Patches of oil from the Deepwater Horizon spill are seen from an underwater vantage, Monday, June 7, 2010, in the Gulf of Mexico south of Venice, La. Rich Matthews

When the disaster movies are made about the catastrophic oil spill in the Gulf of Mexico, BP and the Minerals Management Service (MMS) of the United States Interior Department will have starring roles as the evil villains.

As the oil giant's head man, Tony Hayward stands for BP's poor safety record; its flawed decision-making, leading to the deaths of 11 rig workers and the flow of millions of gallons of oil; its lack of an adequate clean-up plan; and its apparent inability to accurately measure how much oil has flowed (and still is flowing) into the Gulf.

The role of the MMS, which is deserving of equal billing in the disaster, is documented in a report by Tim Dickinson in Rolling Stone.

In the detailed article, Dickinson describes how the Obama administration knew that the MMS needed a major overhaul to eliminate corruption in the agency, as well as to better regulate offshore drilling, but did little to effect changes.

Dickinson describes the role of Ken Salazar, who was brought in by President Obama to clean up the Interior Department in January 2009. He promised to "set the standard for reform" when he addressed the MMS team at its Denver headquarters:

"Salazar did little to tamp down on the lawlessness at MMS, beyond referring a few employees for criminal prosecution and ending a Bush-era program that allowed oil companies to make their 'royalty' payments - the amount they owe taxpayers for extracting a scarce public resource - not in cash but in crude. And instead of putting the brakes on new offshore drilling, Salazar immediately throttled it up to record levels. Even though he had scrapped the Bush plan, Salazar put 53 million offshore acres up for lease in the Gulf in his first year alone - an all-time high.
"Though he criticized the actions of 'a few rotten apples' at the agency, he left long-serving lackeys of the oil industry in charge. "The people that are ethically challenged are the career managers, the people who come up through the ranks," says a marine biologist who left the agency over the way science was tampered with by top officials. "In order to get promoted at MMS, you better get invested in this pro-development oil culture." One of the Bush-era managers whom Salazar left in place was John Goll, the agency's director for Alaska. Shortly after the Interior Secretary announced a reorganization of MMS in the wake of the Gulf disaster, Goll called a staff meeting and served cake decorated with the words Drill, baby, drill."

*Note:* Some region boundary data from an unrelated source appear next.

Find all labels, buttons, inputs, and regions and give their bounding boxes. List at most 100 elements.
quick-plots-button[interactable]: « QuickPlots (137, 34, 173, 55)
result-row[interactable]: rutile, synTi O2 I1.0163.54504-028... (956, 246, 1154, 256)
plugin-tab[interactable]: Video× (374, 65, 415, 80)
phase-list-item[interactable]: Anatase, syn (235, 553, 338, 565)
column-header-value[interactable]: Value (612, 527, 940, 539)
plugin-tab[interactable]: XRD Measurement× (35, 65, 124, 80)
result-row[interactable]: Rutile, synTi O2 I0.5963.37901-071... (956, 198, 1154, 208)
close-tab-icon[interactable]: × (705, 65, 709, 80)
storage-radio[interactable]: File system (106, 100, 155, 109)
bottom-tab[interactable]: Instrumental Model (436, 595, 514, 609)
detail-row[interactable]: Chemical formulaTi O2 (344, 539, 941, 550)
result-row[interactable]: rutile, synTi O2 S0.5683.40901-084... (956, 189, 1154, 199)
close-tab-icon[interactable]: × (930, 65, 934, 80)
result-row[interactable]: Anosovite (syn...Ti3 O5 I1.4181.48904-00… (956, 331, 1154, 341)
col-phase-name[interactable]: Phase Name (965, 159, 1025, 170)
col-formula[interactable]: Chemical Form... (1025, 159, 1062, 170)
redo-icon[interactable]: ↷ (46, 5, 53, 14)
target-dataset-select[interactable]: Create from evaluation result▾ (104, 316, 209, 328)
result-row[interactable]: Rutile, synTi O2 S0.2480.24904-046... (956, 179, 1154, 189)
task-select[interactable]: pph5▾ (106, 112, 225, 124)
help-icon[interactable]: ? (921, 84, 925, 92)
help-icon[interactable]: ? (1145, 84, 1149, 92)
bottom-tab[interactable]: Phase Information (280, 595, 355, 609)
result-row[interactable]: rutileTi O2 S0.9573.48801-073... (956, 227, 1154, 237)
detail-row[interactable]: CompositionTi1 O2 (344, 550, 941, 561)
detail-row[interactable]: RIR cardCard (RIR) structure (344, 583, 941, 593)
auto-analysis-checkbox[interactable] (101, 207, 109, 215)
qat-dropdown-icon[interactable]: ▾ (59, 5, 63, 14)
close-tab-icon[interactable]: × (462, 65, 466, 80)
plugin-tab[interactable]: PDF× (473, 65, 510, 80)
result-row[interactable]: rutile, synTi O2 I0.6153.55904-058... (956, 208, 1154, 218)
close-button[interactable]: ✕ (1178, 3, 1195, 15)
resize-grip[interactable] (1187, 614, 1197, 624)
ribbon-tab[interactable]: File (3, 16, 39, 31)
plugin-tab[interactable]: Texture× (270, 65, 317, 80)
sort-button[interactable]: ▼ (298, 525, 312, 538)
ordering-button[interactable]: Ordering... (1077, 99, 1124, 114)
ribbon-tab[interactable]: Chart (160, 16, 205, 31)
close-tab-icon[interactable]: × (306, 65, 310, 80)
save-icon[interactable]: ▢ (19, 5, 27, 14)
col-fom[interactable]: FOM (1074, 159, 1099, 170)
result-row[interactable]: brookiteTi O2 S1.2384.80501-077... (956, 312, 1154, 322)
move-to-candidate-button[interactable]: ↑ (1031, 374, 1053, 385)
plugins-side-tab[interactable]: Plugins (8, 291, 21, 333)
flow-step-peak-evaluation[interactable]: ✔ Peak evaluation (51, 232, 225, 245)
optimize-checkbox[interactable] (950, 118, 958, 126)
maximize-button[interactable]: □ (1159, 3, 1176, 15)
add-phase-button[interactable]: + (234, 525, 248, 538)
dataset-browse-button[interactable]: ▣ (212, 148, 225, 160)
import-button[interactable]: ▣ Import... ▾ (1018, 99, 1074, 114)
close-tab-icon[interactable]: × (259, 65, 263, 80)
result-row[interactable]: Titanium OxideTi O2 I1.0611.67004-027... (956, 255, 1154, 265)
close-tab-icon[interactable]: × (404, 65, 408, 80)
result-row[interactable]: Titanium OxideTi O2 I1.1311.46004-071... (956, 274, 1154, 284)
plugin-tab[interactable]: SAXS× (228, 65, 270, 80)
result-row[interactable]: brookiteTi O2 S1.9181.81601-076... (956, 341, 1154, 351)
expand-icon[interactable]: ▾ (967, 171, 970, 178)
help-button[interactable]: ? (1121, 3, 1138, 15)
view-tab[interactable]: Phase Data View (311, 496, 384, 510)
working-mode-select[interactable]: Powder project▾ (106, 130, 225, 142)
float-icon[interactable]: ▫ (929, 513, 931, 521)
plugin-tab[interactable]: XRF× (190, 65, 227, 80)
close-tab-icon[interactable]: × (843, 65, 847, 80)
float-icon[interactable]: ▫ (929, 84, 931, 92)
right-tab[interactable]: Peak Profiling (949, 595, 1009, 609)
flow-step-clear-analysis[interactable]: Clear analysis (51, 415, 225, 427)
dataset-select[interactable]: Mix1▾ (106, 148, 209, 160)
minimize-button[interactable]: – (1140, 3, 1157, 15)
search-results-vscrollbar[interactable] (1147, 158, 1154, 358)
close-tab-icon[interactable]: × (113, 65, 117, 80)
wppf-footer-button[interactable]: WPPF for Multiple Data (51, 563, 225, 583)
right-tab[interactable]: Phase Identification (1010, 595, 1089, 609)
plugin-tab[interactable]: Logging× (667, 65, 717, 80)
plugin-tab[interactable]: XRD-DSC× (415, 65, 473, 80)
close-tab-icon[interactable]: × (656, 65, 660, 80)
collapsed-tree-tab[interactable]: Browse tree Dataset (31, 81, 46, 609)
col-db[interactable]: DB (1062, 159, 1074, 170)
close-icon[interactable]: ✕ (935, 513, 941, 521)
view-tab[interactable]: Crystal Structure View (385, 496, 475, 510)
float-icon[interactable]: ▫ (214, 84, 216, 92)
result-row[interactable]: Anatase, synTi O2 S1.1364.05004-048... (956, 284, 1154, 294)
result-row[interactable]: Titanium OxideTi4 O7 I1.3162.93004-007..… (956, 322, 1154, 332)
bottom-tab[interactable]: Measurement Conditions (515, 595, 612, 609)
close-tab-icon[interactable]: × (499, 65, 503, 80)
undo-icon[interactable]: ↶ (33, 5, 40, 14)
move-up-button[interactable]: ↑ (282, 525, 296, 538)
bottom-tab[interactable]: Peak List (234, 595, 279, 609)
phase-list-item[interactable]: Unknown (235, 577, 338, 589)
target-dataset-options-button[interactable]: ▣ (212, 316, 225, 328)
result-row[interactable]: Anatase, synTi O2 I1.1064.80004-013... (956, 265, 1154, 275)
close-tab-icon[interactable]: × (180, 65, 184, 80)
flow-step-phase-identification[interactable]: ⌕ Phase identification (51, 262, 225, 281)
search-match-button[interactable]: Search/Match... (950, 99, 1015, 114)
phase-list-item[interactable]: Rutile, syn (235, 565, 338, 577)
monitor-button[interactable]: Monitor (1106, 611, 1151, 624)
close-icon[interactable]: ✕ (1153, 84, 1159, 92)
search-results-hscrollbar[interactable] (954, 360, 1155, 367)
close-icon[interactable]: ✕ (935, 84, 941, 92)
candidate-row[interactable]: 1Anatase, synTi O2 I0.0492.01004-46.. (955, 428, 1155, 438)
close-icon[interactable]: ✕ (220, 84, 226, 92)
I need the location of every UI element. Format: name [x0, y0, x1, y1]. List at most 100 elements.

The Obama administration is planning to turn up the heat on MMS. In his Oval Office address last week, Mr. Obama said, "Over the last decade, this agency has become emblematic of a failed philosophy that views all regulation with hostility - a philosophy that says corporations should be allowed to play by their own rules and police themselves." He appointed Michael R. Bromwich, former Assistant U.S. Attorney and Justice Department Inspector General, to reform the MMS.

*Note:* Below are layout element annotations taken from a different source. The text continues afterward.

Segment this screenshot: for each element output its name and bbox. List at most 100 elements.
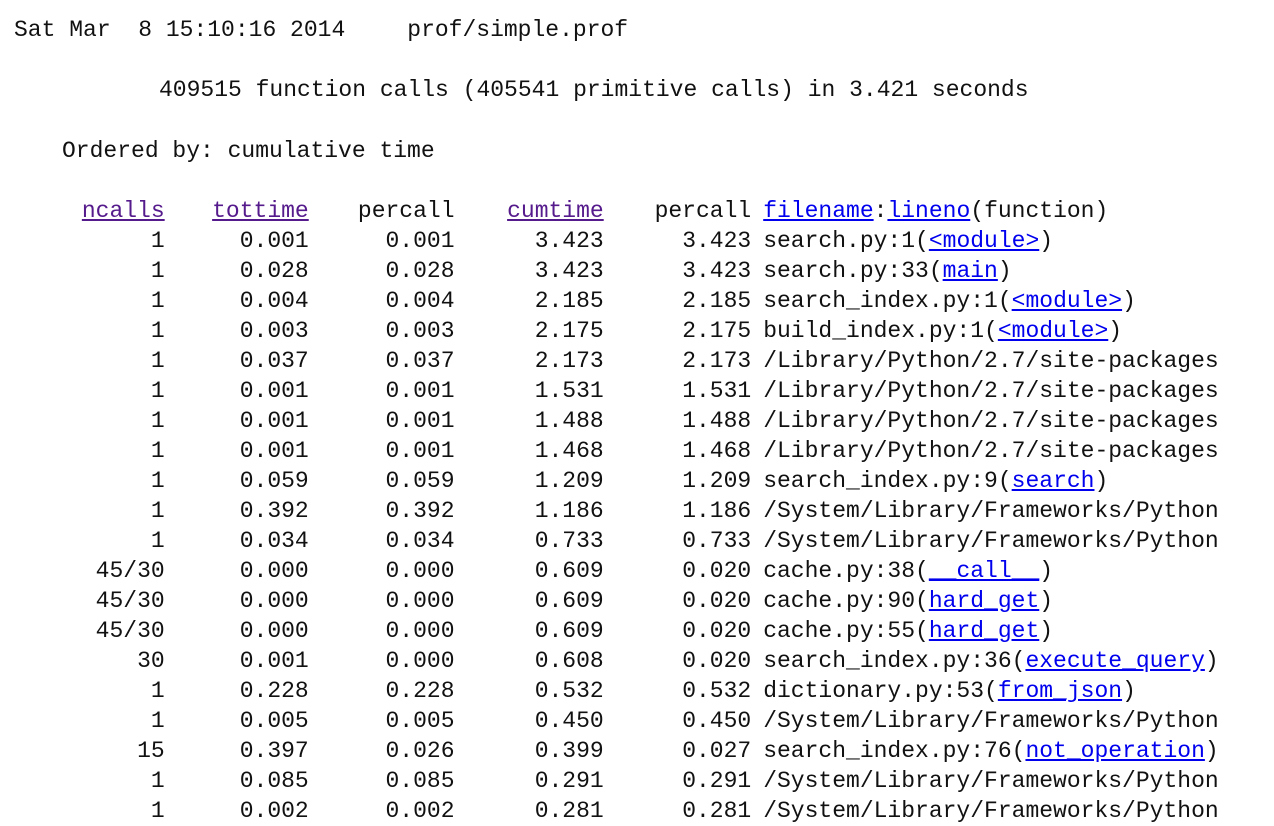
function-location: /Library/Python/2.7/site-packages xyxy=(763,436,1218,466)
percall-cum-cell: 0.020 xyxy=(682,618,752,644)
ncalls-cell: 1 xyxy=(150,348,165,374)
tottime-cell: 0.001 xyxy=(239,228,309,254)
tottime-cell: 0.228 xyxy=(239,678,309,704)
tottime-cell: 0.001 xyxy=(239,438,309,464)
close-paren: ) xyxy=(1204,648,1219,674)
tottime-cell: 0.003 xyxy=(239,318,309,344)
function-location: build_index.py:1(<module>) xyxy=(763,316,1122,346)
ncalls-cell: 1 xyxy=(150,378,165,404)
percall-cell: 0.001 xyxy=(385,228,455,254)
function-cell: search_index.py:36(execute_query) xyxy=(751,646,1274,676)
percall-cell: 0.003 xyxy=(385,318,455,344)
file-lineno-text: cache.py:38( xyxy=(763,558,929,584)
table-row: 45/30 0.000 0.000 0.609 0.020 cache.py:55(har… xyxy=(50,616,1274,646)
function-location: /Library/Python/2.7/site-packages xyxy=(763,406,1218,436)
tottime-cell: 0.392 xyxy=(239,498,309,524)
percall-cum-cell: 0.450 xyxy=(682,708,752,734)
percall-cell: 0.000 xyxy=(385,558,455,584)
function-link[interactable]: hard_get xyxy=(929,618,1039,644)
ncalls-cell: 1 xyxy=(150,798,165,824)
percall-cum-cell: 0.020 xyxy=(682,588,752,614)
percall-cum-cell: 1.468 xyxy=(682,438,752,464)
table-row: 1 0.059 0.059 1.209 1.209 search_index.py:9(s… xyxy=(50,466,1274,496)
function-link[interactable]: search xyxy=(1012,468,1095,494)
sort-filename-link[interactable]: filename xyxy=(763,198,873,224)
close-paren: ) xyxy=(1108,318,1123,344)
filename-header: filename:lineno(function) xyxy=(751,196,1274,226)
function-link[interactable]: from_json xyxy=(998,678,1122,704)
ncalls-cell: 15 xyxy=(137,738,165,764)
function-link[interactable]: execute_query xyxy=(1025,648,1204,674)
cumtime-cell: 0.608 xyxy=(534,648,604,674)
percall-cum-cell: 0.291 xyxy=(682,768,752,794)
sort-lineno-link[interactable]: lineno xyxy=(887,198,970,224)
percall-cell: 0.000 xyxy=(385,618,455,644)
file-lineno-text: search_index.py:9( xyxy=(763,468,1012,494)
close-paren: ) xyxy=(1039,228,1054,254)
function-location: cache.py:38(__call__) xyxy=(763,556,1053,586)
function-link[interactable]: <module> xyxy=(1012,288,1122,314)
function-location: /System/Library/Frameworks/Python xyxy=(763,496,1218,526)
table-row: 45/30 0.000 0.000 0.609 0.020 cache.py:38(__c… xyxy=(50,556,1274,586)
cumtime-cell: 0.609 xyxy=(534,618,604,644)
cumtime-cell: 3.423 xyxy=(534,228,604,254)
ncalls-cell: 1 xyxy=(150,678,165,704)
function-cell: search.py:33(main) xyxy=(751,256,1274,286)
table-row: 15 0.397 0.026 0.399 0.027 search_index.py:76… xyxy=(50,736,1274,766)
function-location: search_index.py:1(<module>) xyxy=(763,286,1136,316)
percall-cum-cell: 2.185 xyxy=(682,288,752,314)
function-header-label: (function) xyxy=(970,198,1109,224)
table-row: 1 0.001 0.001 1.531 1.531/Library/Python/2.7… xyxy=(50,376,1274,406)
percall-cell: 0.002 xyxy=(385,798,455,824)
percall-cell: 0.000 xyxy=(385,588,455,614)
function-location: search.py:1(<module>) xyxy=(763,226,1053,256)
cumtime-cell: 0.609 xyxy=(534,588,604,614)
table-row: 1 0.034 0.034 0.733 0.733/System/Library/Fra… xyxy=(50,526,1274,556)
function-link[interactable]: __call__ xyxy=(929,558,1039,584)
table-row: 1 0.392 0.392 1.186 1.186/System/Library/Fra… xyxy=(50,496,1274,526)
colon-separator: : xyxy=(873,198,888,224)
ncalls-cell: 1 xyxy=(150,528,165,554)
sort-cumtime-link[interactable]: cumtime xyxy=(507,198,604,224)
function-link[interactable]: <module> xyxy=(998,318,1108,344)
cumtime-cell: 1.186 xyxy=(534,498,604,524)
table-row: 30 0.001 0.000 0.608 0.020 search_index.py:36… xyxy=(50,646,1274,676)
file-lineno-text: search.py:1( xyxy=(763,228,929,254)
function-link[interactable]: not_operation xyxy=(1025,738,1204,764)
function-cell: /Library/Python/2.7/site-packages xyxy=(751,346,1274,376)
file-lineno-text: search_index.py:76( xyxy=(763,738,1026,764)
ncalls-cell: 1 xyxy=(150,408,165,434)
function-link[interactable]: hard_get xyxy=(929,588,1039,614)
table-row: 1 0.003 0.003 2.175 2.175 build_index.py:1(<m… xyxy=(50,316,1274,346)
percall-cum-cell: 1.488 xyxy=(682,408,752,434)
function-link[interactable]: <module> xyxy=(929,228,1039,254)
sort-tottime-link[interactable]: tottime xyxy=(212,198,309,224)
table-row: 1 0.005 0.005 0.450 0.450/System/Library/Fra… xyxy=(50,706,1274,736)
tottime-cell: 0.037 xyxy=(239,348,309,374)
profile-file: prof/simple.prof xyxy=(407,17,629,43)
close-paren: ) xyxy=(1122,288,1136,314)
close-paren: ) xyxy=(1094,468,1109,494)
function-location: /System/Library/Frameworks/Python xyxy=(763,706,1218,736)
percall-cell: 0.005 xyxy=(385,708,455,734)
ncalls-cell: 1 xyxy=(150,318,165,344)
function-location: /System/Library/Frameworks/Python xyxy=(763,766,1218,796)
sort-ncalls-link[interactable]: ncalls xyxy=(82,198,165,224)
tottime-cell: 0.005 xyxy=(239,708,309,734)
cumtime-cell: 1.531 xyxy=(534,378,604,404)
cumtime-cell: 1.488 xyxy=(534,408,604,434)
cumtime-cell: 1.468 xyxy=(534,438,604,464)
ncalls-cell: 1 xyxy=(150,288,165,314)
function-cell: /System/Library/Frameworks/Python xyxy=(751,796,1274,826)
ncalls-cell: 1 xyxy=(150,228,165,254)
tottime-cell: 0.001 xyxy=(239,408,309,434)
percall-cell: 0.001 xyxy=(385,438,455,464)
table-row: 1 0.001 0.001 1.468 1.468/Library/Python/2.7… xyxy=(50,436,1274,466)
function-cell: build_index.py:1(<module>) xyxy=(751,316,1274,346)
percall-cum-cell: 1.209 xyxy=(682,468,752,494)
file-lineno-text: dictionary.py:53( xyxy=(763,678,998,704)
cumtime-cell: 2.175 xyxy=(534,318,604,344)
percall-cell: 0.001 xyxy=(385,378,455,404)
tottime-cell: 0.059 xyxy=(239,468,309,494)
function-link[interactable]: main xyxy=(943,258,998,284)
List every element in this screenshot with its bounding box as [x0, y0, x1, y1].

Interior Secretary Ken Salazar on Capitol Hill in Washington, May 26, 2010. AP Photo

However, reshaping the agency's culture and eliminating the cozy relationship between the oil companies and regulators will take years, not months.

Who will be the good guy heroes in the movie? The White House has a checkered record so far. While the president said he was doing everything he could and staying on top of the situation since Day One, he didn't appear to be fully engaged, or enraged, as over the last two months BP continually fumbled the recovery and become less credible.

The heroes of this disaster, and subsequent movie, will be the people of the Gulf, from the private or public sector, who are working to save their environment and jobs.